Visi : Penggabungan Chip dan Terapi Gen
Pada momen eureka ibarat ini, mereka terus bekerja untuk menciptakan instruksi yang mempunyai perbedaan fungsi. Dr. Nirenberg menyadari bahwa apa yang mereka lakukan sanggup diaplikasikan pada prostetik secara langsung. Dia dan mahasiswanya, Dr. Pandarinath, segera bekerja untuk menyelesaikannya. Mereka menerapkan persamaan matematika pada sebuah chip yang dikombinasikan dengan proyektor mini. Chip yang disebut sebagai “pengkode” sanggup mengubah gambar yang tiba ke mata menjadi aliran impuls listrik, kemudian proyektor mini mengubah impuls tersebut menjadi impuls cahaya. Selanjutnya, pulsa listrik ini akan mengarahkan protein peka cahaya (yang sebelumnya telah dimasukkan ke dalam sel-sel ganglion) untuk mengirim instruksi sampai mencapai otak.

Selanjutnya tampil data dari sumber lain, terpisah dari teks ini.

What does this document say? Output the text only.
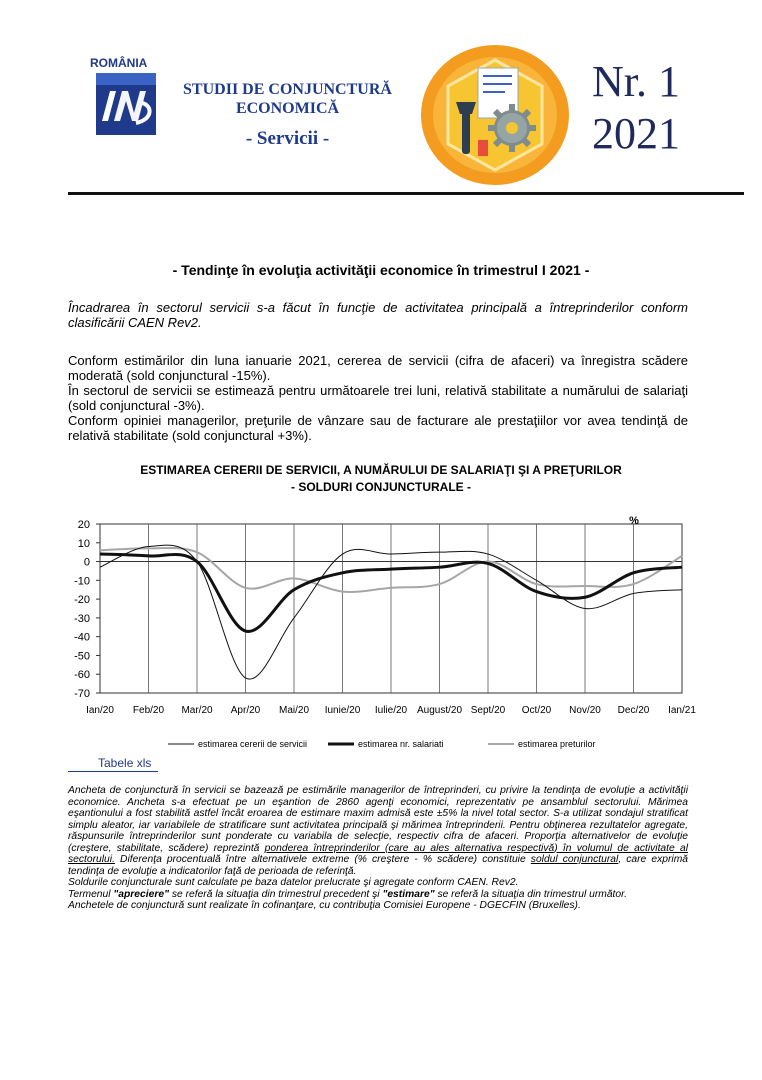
ROMÂNIA
STUDII DE CONJUNCTURĂ
ECONOMICĂ
- Servicii -
Nr. 1
2021
- Tendinţe în evoluţia activităţii economice în trimestrul I 2021 -
Încadrarea în sectorul servicii s-a făcut în funcţie de activitatea principală a întreprinderilor conform clasificării CAEN Rev2.
Conform estimărilor din luna ianuarie 2021, cererea de servicii (cifra de afaceri) va înregistra scădere moderată (sold conjunctural -15%).
În sectorul de servicii se estimează pentru următoarele trei luni, relativă stabilitate a numărului de salariaţi (sold conjunctural -3%).
Conform opiniei managerilor, preţurile de vânzare sau de facturare ale prestaţiilor vor avea tendinţă de relativă stabilitate (sold conjunctural +3%).
ESTIMAREA CERERII DE SERVICII, A NUMĂRULUI DE SALARIAŢI ŞI A PREŢURILOR
- SOLDURI CONJUNCTURALE -
20
10
0
-10
-20
-30
-40
-50
-60
-70
Ian/20 Feb/20 Mar/20 Apr/20 Mai/20 Iunie/20 Iulie/20 August/20 Sept/20 Oct/20 Nov/20 Dec/20 Ian/21
%
estimarea cererii de servicii	estimarea nr. salariati	estimarea preturilor
Tabele xls

Ancheta de conjunctură în servicii se bazează pe estimările managerilor de întreprinderi, cu privire la tendinţa de evoluţie a activităţii economice. Ancheta s-a efectuat pe un eşantion de 2860 agenţi economici, reprezentativ pe ansamblul sectorului. Mărimea eşantionului a fost stabilită astfel încât eroarea de estimare maxim admisă este ±5% la nivel total sector. S-a utilizat sondajul stratificat simplu aleator, iar variabilele de stratificare sunt activitatea principală şi mărimea întreprinderii. Pentru obţinerea rezultatelor agregate, răspunsurile întreprinderilor sunt ponderate cu variabila de selecţie, respectiv cifra de afaceri. Proporţia alternativelor de evoluţie (creştere, stabilitate, scădere) reprezintă ponderea întreprinderilor (care au ales alternativa respectivă) în volumul de activitate al sectorului. Diferenţa procentuală între alternativele extreme (% creştere - % scădere) constituie soldul conjunctural, care exprimă tendinţa de evoluţie a indicatorilor faţă de perioada de referinţă.

Soldurile conjuncturale sunt calculate pe baza datelor prelucrate şi agregate conform CAEN. Rev2.

Termenul "apreciere" se referă la situaţia din trimestrul precedent şi "estimare" se referă la situaţia din trimestrul următor.

Anchetele de conjunctură sunt realizate în cofinanţare, cu contribuţia Comisiei Europene - DGECFIN (Bruxelles).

Seluruh uji coba tersebut dilakukan pada tikus percobaan. Para peneliti menciptakan dua sistem prostetik, dimana salah satunya berisi instruksi dan lainnya tidak.
“Pemasukan instruksi ke sistem protetik mempunyai pengaruh yang signifikan. Langkah ini menciptakan kinerja sistem menjadi sangat baik sampai mendekati tingkat normal, yaitu adanya informasi yang mencukupi di dalam sistem output untuk sanggup merekonstruksi gambar wajah, binatang, atau apapun yang kami kehendaki.” Kata Dr. Nirenberg.

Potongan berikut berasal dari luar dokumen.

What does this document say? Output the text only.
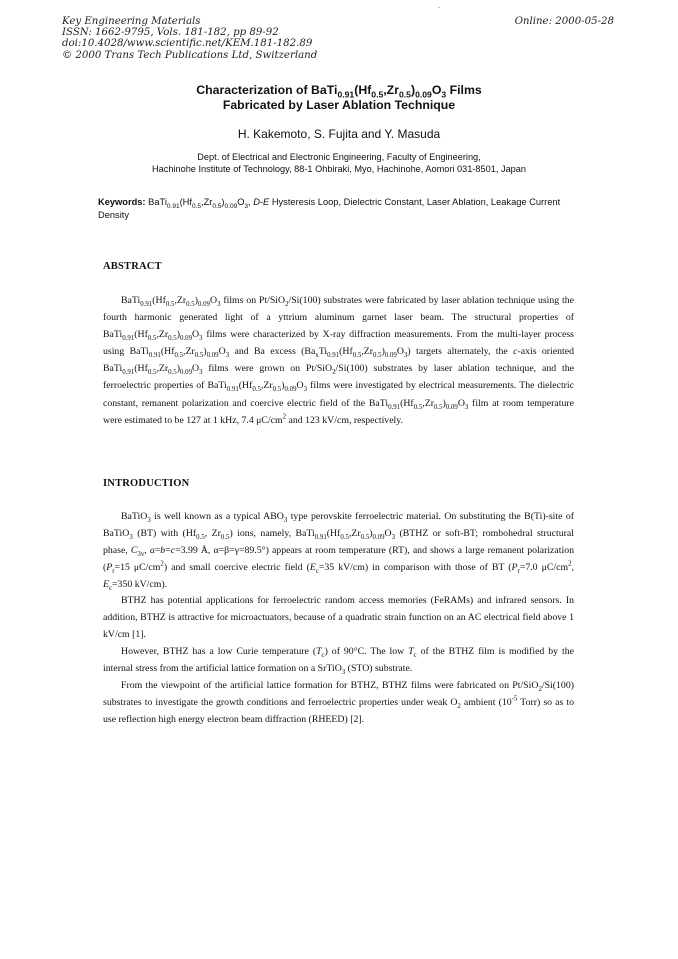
Key Engineering Materials
ISSN: 1662-9795, Vols. 181-182, pp 89-92
doi:10.4028/www.scientific.net/KEM.181-182.89
© 2000 Trans Tech Publications Ltd, Switzerland
Online: 2000-05-28
Characterization of $BaTi_{0.91}(Hf_{0.5},Zr_{0.5})_{0.09}O_3$ Films
Fabricated by Laser Ablation Technique
H. Kakemoto, S. Fujita and Y. Masuda
Dept. of Electrical and Electronic Engineering, Faculty of Engineering,
Hachinohe Institute of Technology, 88-1 Ohbiraki, Myo, Hachinohe, Aomori 031-8501, Japan
Keywords: $BaTi_{0.91}(Hf_{0.5},Zr_{0.5})_{0.09}O_3$, D-E Hysteresis Loop, Dielectric Constant, Laser Ablation, Leakage Current Density
ABSTRACT

$BaTi_{0.91}(Hf_{0.5},Zr_{0.5})_{0.09}O_3$ films on Pt/SiO$_2$/Si(100) substrates were fabricated by laser ablation technique using the fourth harmonic generated light of a yttrium aluminum garnet laser beam. The structural properties of $BaTi_{0.91}(Hf_{0.5},Zr_{0.5})_{0.09}O_3$ films were characterized by X-ray diffraction measurements. From the multi-layer process using $BaTi_{0.91}(Hf_{0.5},Zr_{0.5})_{0.09}O_3$ and Ba excess $(Ba_xTi_{0.91}(Hf_{0.5},Zr_{0.5})_{0.09}O_3)$ targets alternately, the c-axis oriented $BaTi_{0.91}(Hf_{0.5},Zr_{0.5})_{0.09}O_3$ films were grown on Pt/SiO$_2$/Si(100) substrates by laser ablation technique, and the ferroelectric properties of $BaTi_{0.91}(Hf_{0.5},Zr_{0.5})_{0.09}O_3$ films were investigated by electrical measurements. The dielectric constant, remanent polarization and coercive electric field of the $BaTi_{0.91}(Hf_{0.5},Zr_{0.5})_{0.09}O_3$ film at room temperature were estimated to be 127 at 1 kHz, 7.4 $\mu C/cm^2$ and 123 kV/cm, respectively.

INTRODUCTION

BaTiO$_3$ is well known as a typical $ABO_3$ type perovskite ferroelectric material. On substituting the B(Ti)-site of BaTiO$_3$ (BT) with ($Hf_{0.5}$, $Zr_{0.5}$) ions, namely, $BaTi_{0.91}(Hf_{0.5},Zr_{0.5})_{0.09}O_3$ (BTHZ or soft-BT; rombohedral structural phase, $C_{3v}$, a=b=c=3.99 Å, α=β=γ=89.5°) appears at room temperature (RT), and shows a large remanent polarization ($P_r=15$ $\mu C/cm^2$) and small coercive electric field ($E_c=35$ kV/cm) in comparison with those of BT ($P_r=7.0$ $\mu C/cm^2$, $E_c=350$ kV/cm).

BTHZ has potential applications for ferroelectric random access memories (FeRAMs) and infrared sensors. In addition, BTHZ is attractive for microactuators, because of a quadratic strain function on an AC electrical field above 1 kV/cm [1].

However, BTHZ has a low Curie temperature $(T_c)$ of 90°C. The low $T_c$ of the BTHZ film is modified by the internal stress from the artificial lattice formation on a SrTiO$_3$ (STO) substrate.

From the viewpoint of the artificial lattice formation for BTHZ, BTHZ films were fabricated on Pt/SiO$_2$/Si(100) substrates to investigate the growth conditions and ferroelectric properties under weak $O_2$ ambient ($10^{-5}$ Torr) so as to use reflection high energy electron beam diffraction (RHEED) [2].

Dari serangkaian percobaan yang ketat, para peneliti menemukan bahwa pola-pola yang dihasilkan oleh retina tikus buta bisa mempunyai tingkat kecocokan / kesamaan yang tinggi dengan retina tikus normal.
“Keberhasilkan kinerja sistem ini yaitu adanya dua alat yang bekerja. Alat tersebut yaitu “Pengkode / Encoder” yang terdiri dari sekumpulan persamaan dan bisa memalsukan transformasi retina untuk menanggapi aneka macam rangsangan, termasuk pemandangan alam, sehingga sanggup dihasilkan contoh normal pulsa elektrik; dan “Stimulator” yaitu protein peka cahaya yang bisa mengirim pesan berupa pulsa elektrik ke otak.” Kata Nirenber.

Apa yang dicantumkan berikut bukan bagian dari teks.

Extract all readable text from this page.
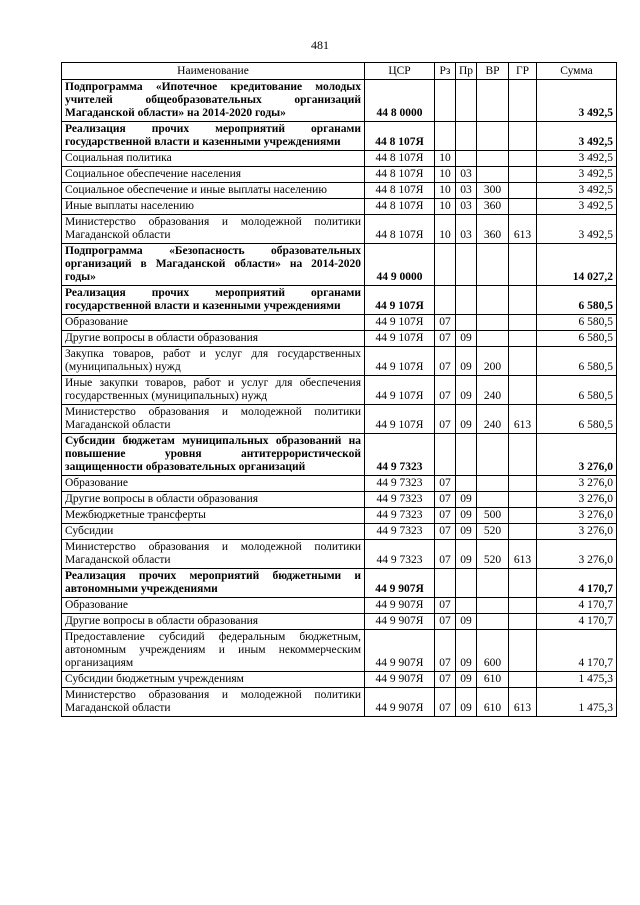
481
Наименование	ЦСР	Рз	Пр	ВР	ГР	Сумма
Подпрограмма «Ипотечное кредитование молодых учителей общеобразовательных организаций Магаданской области» на 2014-2020 годы»	44 8 0000					3 492,5
Реализация прочих мероприятий органами государственной власти и казенными учреждениями	44 8 107Я					3 492,5
Социальная политика	44 8 107Я	10				3 492,5
Социальное обеспечение населения	44 8 107Я	10	03			3 492,5
Социальное обеспечение и иные выплаты населению	44 8 107Я	10	03	300		3 492,5
Иные выплаты населению	44 8 107Я	10	03	360		3 492,5
Министерство образования и молодежной политики Магаданской области	44 8 107Я	10	03	360	613	3 492,5
Подпрограмма «Безопасность образовательных организаций в Магаданской области» на 2014-2020 годы»	44 9 0000					14 027,2
Реализация прочих мероприятий органами государственной власти и казенными учреждениями	44 9 107Я					6 580,5
Образование	44 9 107Я	07				6 580,5
Другие вопросы в области образования	44 9 107Я	07	09			6 580,5
Закупка товаров, работ и услуг для государственных (муниципальных) нужд	44 9 107Я	07	09	200		6 580,5
Иные закупки товаров, работ и услуг для обеспечения государственных (муниципальных) нужд	44 9 107Я	07	09	240		6 580,5
Министерство образования и молодежной политики Магаданской области	44 9 107Я	07	09	240	613	6 580,5
Субсидии бюджетам муниципальных образований на повышение уровня антитеррористической защищенности образовательных организаций	44 9 7323					3 276,0
Образование	44 9 7323	07				3 276,0
Другие вопросы в области образования	44 9 7323	07	09			3 276,0
Межбюджетные трансферты	44 9 7323	07	09	500		3 276,0
Субсидии	44 9 7323	07	09	520		3 276,0
Министерство образования и молодежной политики Магаданской области	44 9 7323	07	09	520	613	3 276,0
Реализация прочих мероприятий бюджетными и автономными учреждениями	44 9 907Я					4 170,7
Образование	44 9 907Я	07				4 170,7
Другие вопросы в области образования	44 9 907Я	07	09			4 170,7
Предоставление субсидий федеральным бюджетным, автономным учреждениям и иным некоммерческим организациям	44 9 907Я	07	09	600		4 170,7
Субсидии бюджетным учреждениям	44 9 907Я	07	09	610		1 475,3
Министерство образования и молодежной политики Магаданской области	44 9 907Я	07	09	610	613	1 475,3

Dr. Nirenberg menyampaikan bahwa termuan ini sangat menjanjikan. Dia menambahkan bahwa prostetik retina tersebut perlu menjalani uji klinis pada manusia, terutama untuk menguji keamanan komponen terapi gennya yang memperlihatkan protein sensitif cahaya. Namun, beliau mengharapkan bahwa hal itu akan kondusif lantaran vector gen terapi serupa telah berhasil diuji klinis pada penyakit retina lainnya.
“Saya tidak sabar untuk segera melaksanakan uji coba klinis terhadap retina buatan tersebut pada pasien” tambah Dr. Nirenberg.
Penelitian ini dibiayai oleh hibah dari National Institutes of Health dan Cornell University’s Institute for Computational Biomedicine.
Dr. Nirenberg dan Pandarinat telah mengajukan aplikasi permohonan paten melalui Cornell University terhadap sistem prostetiknya tersebut.
Referensi Jurnal :
S. Nirenberg, C. Pandarinath. Retinal prosthetic strategy with the capacity to restore normal vision. Proceedings of the National Academy of Sciences, 2012; DOI: 10.1073/pnas.1207035109
Artikel ini merupakan terjemahan dari bahan yang disediakan oleh Weill Cornell Medical College via Science Daily (14 Agustus 2012). Terima kasih anda sudah berkunjung ke Perpustakaan Cyber.